Les différents "clubs" finissent toujours par passer date. Quand j'étais petite, il y avait une série de livres appelée "Le Club des Babysitters". Fini. Plus tard, j'ai passé des genres d'audition pour faire partie du club d'impro du secondaire. Fini. Ensuite, je sortais pratiquement quatre soirs par semaine dans les clubs montréalais. Fini aussi. Du moins, à ce rythme!
C'est maintenant au tour des clubs vidéo montréalais de connaître un lent mais prévisible déclin.
Prévisible, oui.
Sortir au cinéma coûte de plus en plus cher. Les gens ont donc eu comme premier réflexe de rester chez eux. De prime abord, les vidéos du coin avaient la balle dans leur camp.
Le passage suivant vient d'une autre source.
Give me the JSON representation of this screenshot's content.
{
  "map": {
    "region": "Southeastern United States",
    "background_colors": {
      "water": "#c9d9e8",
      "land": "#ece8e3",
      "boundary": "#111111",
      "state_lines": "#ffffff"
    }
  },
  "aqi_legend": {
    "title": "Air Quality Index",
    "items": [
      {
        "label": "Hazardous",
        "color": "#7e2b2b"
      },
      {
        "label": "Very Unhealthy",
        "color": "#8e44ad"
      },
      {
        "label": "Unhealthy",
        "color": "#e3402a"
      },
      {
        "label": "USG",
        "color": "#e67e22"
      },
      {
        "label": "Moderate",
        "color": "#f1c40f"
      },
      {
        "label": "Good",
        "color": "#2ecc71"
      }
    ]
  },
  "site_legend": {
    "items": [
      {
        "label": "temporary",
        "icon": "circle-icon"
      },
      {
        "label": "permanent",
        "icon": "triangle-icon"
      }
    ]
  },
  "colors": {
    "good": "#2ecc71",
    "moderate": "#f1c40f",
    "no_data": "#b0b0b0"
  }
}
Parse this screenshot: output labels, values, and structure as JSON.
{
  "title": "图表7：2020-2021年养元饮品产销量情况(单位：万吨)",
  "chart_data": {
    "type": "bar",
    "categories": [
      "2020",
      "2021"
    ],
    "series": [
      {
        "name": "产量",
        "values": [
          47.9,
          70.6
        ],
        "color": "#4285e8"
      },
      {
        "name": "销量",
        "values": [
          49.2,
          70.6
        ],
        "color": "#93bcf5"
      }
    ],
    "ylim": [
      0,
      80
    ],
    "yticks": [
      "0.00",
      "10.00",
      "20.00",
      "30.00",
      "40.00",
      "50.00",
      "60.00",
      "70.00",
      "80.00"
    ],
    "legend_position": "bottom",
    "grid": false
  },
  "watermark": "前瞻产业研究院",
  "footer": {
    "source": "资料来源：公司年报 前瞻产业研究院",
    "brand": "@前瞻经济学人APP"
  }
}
C'est l'époque où les frais de retard diminuaient et que les forfaits de location s'amélioraient.
Puis, petit à petit, téléséries et films sont devenus accessibles via le World Wide Web. Moins cher qu'une sortie en ville, puisqu'on économise et le billet, et le gaz pour s'y rendre. Même chose pour le club vidéo. Pourquoi se déplacer et risquer de ne pas dénicher le film en question puisque déjà loué ou pas encore paru en DVD? En plus, avec un bon forfait Internet, il est possible d'écouter la totalité des épisodes de Tout sur moi pour une fraction du prix de la location. Et puis si vous aimez vraiment la série, vous déciderez de l'acheter, mais certainement pas de la louer.
Finalement, de la même façon que le support (VHS, DVD, Blu-ray) ont changé, les écrans se sont adaptés. Auparavant, il fallait absolument se déplacer au cinéma pour y profiter d'un grand écran. Maintenant, la surface de certaines télévisions ne se compte plus en pouces, mais pratiquement en pieds! L'expérience cinématographique est accessible au sein de tous les foyers. Et bien sûr, avec des sites de téléchargements constamment mis à jour, les ordinateurs deviennent la toute dernière version de l'écran d'argent. Et que dire de la qualité de certains écrans de cellulaires?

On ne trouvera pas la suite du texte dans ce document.